Frum wants to believe that Republicans were the party of "no." I can understand why, if he's listened to the Democrats and the MSNBC media. But if he had watched the health care summit he'd know that Republicans have actually offered lots of ideas. It's just that Obama and the Democrats rejected them out of hand. Democrats have huge majorities in the House and Senate, and the Presidency. That pretty starkly limits the power of the opposition. That the bill came as close to failure as it did attests to the leftward maximalization strategy the Democrats followed when crafting the bill and propelling it through the legislature.

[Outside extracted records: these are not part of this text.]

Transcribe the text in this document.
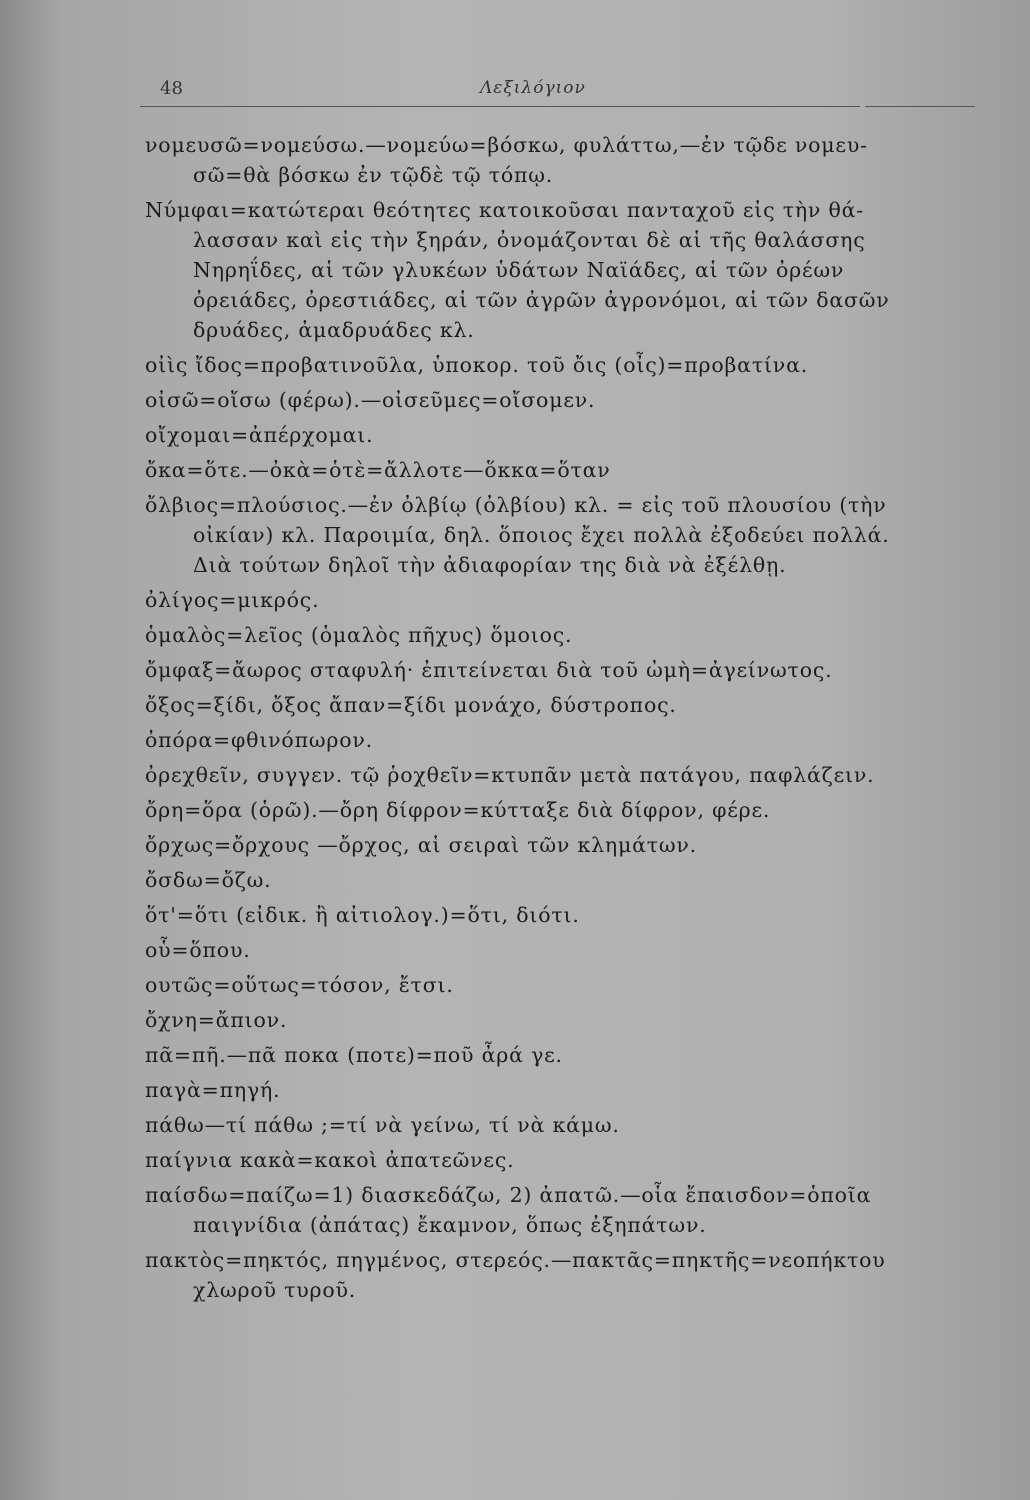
48	Λεξιλόγιον
νομευσῶ=νομεύσω.—νομεύω=βόσκω, φυλάττω,—ἐν τῷδε νομευ-
σῶ=θὰ βόσκω ἐν τῷδὲ τῷ τόπῳ.
Νύμφαι=κατώτεραι θεότητες κατοικοῦσαι πανταχοῦ εἰς τὴν θά-
λασσαν καὶ εἰς τὴν ξηράν, ὀνομάζονται δὲ αἱ τῆς θαλάσσης
Νηρηΐδες, αἱ τῶν γλυκέων ὑδάτων Ναϊάδες, αἱ τῶν ὀρέων
ὀρειάδες, ὀρεστιάδες, αἱ τῶν ἀγρῶν ἀγρονόμοι, αἱ τῶν δασῶν
δρυάδες, ἀμαδρυάδες κλ.
οἰὶς ἴδος=προβατινοῦλα, ὑποκορ. τοῦ ὄις (οἶς)=προβατίνα.
οἰσῶ=οἴσω (φέρω).—οἰσεῦμες=οἴσομεν.
οἴχομαι=ἀπέρχομαι.
ὄκα=ὅτε.—ὀκὰ=ὁτὲ=ἄλλοτε—ὅκκα=ὅταν
ὄλβιος=πλούσιος.—ἐν ὀλβίῳ (ὀλβίου) κλ. = εἰς τοῦ πλουσίου (τὴν
οἰκίαν) κλ. Παροιμία, δηλ. ὅποιος ἔχει πολλὰ ἐξοδεύει πολλά.
Διὰ τούτων δηλοῖ τὴν ἀδιαφορίαν της διὰ νὰ ἐξέλθῃ.
ὀλίγος=μικρός.
ὁμαλὸς=λεῖος (ὁμαλὸς πῆχυς) ὅμοιος.
ὄμφαξ=ἄωρος σταφυλή· ἐπιτείνεται διὰ τοῦ ὠμὴ=ἀγείνωτος.
ὄξος=ξίδι, ὄξος ἄπαν=ξίδι μονάχο, δύστροπος.
ὀπόρα=φθινόπωρον.
ὀρεχθεῖν, συγγεν. τῷ ῥοχθεῖν=κτυπᾶν μετὰ πατάγου, παφλάζειν.
ὄρη=ὅρα (ὁρῶ).—ὄρη δίφρον=κύτταξε διὰ δίφρον, φέρε.
ὄρχως=ὄρχους —ὄρχος, αἱ σειραὶ τῶν κλημάτων.
ὄσδω=ὄζω.
ὅτ'=ὅτι (εἰδικ. ἢ αἰτιολογ.)=ὅτι, διότι.
οὗ=ὅπου.
ουτῶς=οὕτως=τόσον, ἔτσι.
ὄχνη=ἄπιον.
πᾶ=πῆ.—πᾶ ποκα (ποτε)=ποῦ ἆρά γε.
παγὰ=πηγή.
πάθω—τί πάθω ;=τί νὰ γείνω, τί νὰ κάμω.
παίγνια κακὰ=κακοὶ ἀπατεῶνες.
παίσδω=παίζω=1) διασκεδάζω, 2) ἀπατῶ.—οἷα ἔπαισδον=ὁποῖα
παιγνίδια (ἀπάτας) ἔκαμνον, ὅπως ἐξηπάτων.
πακτὸς=πηκτός, πηγμένος, στερεός.—πακτᾶς=πηκτῆς=νεοπήκτου
χλωροῦ τυροῦ.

Finally, Frum levels a major accusation of duplicity at the popular mouthpieces of the right:

So today's defeat for free-market economics and Republican values is a huge win for the conservative entertainment industry. Their listeners and viewers will now be even more enraged, even more frustrated, even more disappointed in everybody except the responsibility-free talkers on television and radio. For them, it's mission accomplished.

It's understandable that Frum is bitter, but this is terribly disingenuous. Does Frum seriously believe that Limbaugh, Hannity, Fox News, the NY Post, and the handful of other opinion makers on the popular right were hoping for the success of Obamacare and the rest of the lefty legislative agenda on the way, and are trashing it in a clever, deep game to maximize their markets? If that were true, why does the left want to quash them? Frum is engaging in paranoid fantasy here.

Furthermore, he himself is a member of the conservative entertainment industry. Or at least he purports to be. I'm not sure he's all that conservative or, for that matter, all that entertaining.